Tudo o que eu agora queria era dormir. Ideais como liberdade, igualdade, (fraternidade), justiça social, viagem intelectual, não me passavam mais pela cabeça. Tudo o que eu queria era dormir. Dormir e não acordar neste século. Dormir. Simplesmente dormir. Deitar-me e adormecer. Depois disso restava o sono. Aquela coisa que se dorme.
Voltava então para casa quando começaram a chover Manifestos. Porcaria de mundo capitalista que vive obcecado com economias planificadas! Comentei com alguém o sucedido. Como resposta ouvi: “De que estás a falar?”. Mais uma vez me lembrei do que dizia Travis Bickle: “Loneliness has followed me my whole life. Everywhere. In bars, in cars, sidewalks, stores, everywhere. There's no escape. I'm God's lonely man...”
Mas que hei-de fazer agora? A liberdade foi embora e já não conheço mais a constituição do corpo humano. Ficarei no oceano até começar a afundar? Entretanto alguém voltou a atacar a minha imaginação. Let’s get stone...
Resta-me o sono eterno que anseio.

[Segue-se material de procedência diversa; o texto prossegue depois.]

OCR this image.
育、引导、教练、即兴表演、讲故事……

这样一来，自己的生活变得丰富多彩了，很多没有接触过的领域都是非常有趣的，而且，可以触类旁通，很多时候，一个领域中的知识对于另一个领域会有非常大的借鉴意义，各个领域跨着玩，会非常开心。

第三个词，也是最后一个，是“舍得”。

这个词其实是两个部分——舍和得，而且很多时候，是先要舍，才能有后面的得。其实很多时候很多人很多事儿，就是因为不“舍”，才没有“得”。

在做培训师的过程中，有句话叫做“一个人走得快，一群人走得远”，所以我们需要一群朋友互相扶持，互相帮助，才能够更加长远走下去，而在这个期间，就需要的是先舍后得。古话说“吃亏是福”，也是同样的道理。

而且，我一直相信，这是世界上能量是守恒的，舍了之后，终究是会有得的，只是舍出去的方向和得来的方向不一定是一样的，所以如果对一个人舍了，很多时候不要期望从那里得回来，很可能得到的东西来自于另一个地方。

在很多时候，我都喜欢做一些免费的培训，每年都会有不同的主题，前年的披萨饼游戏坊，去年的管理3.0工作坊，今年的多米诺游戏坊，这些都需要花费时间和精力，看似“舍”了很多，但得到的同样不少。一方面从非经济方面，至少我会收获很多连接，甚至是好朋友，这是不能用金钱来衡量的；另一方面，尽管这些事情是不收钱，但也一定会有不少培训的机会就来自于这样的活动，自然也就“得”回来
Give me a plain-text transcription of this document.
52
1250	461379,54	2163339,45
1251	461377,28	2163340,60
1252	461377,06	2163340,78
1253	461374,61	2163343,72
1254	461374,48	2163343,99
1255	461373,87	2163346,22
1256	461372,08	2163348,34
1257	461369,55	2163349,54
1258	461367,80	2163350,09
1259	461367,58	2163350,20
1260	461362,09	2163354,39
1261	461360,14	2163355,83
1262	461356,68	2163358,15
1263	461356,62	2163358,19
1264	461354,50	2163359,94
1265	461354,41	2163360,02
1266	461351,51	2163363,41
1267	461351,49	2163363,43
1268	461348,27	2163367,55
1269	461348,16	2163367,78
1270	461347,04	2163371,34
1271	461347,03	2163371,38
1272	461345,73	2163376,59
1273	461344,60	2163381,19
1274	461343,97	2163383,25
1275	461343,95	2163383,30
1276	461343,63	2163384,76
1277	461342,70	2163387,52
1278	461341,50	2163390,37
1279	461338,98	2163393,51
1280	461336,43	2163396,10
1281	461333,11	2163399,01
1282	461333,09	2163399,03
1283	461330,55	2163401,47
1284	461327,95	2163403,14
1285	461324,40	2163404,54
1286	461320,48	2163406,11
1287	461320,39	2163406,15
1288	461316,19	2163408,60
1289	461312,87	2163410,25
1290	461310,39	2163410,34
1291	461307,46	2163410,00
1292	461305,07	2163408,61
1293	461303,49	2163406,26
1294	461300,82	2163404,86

Assim sendo, despeço-me de ti, Zimmerman dos pobres, como um cão se despede de seu dono antes de ser atropelado: com todo o respeito e gratidão.
Cansaço.

“You lose yourself, you reappear
You suddenly find you got nothing to fear
Alone you stand with nobody near
[…]
And if my thought-dreams could be seen
They'd probably put my head in a guillotine
But it's alright, Ma, its life, and life only.”

Bob Dylan, in Its Alright Ma (I’m only bleeding)


Zita Esquerda de Sá




(By the way se terminarem de ler estas 3 partes e continuarem a pensar que sou de esquerda radical aconselho-vos a irem à lojinha de conveniência aí do sítio e comprarem uma foice e um martelo.)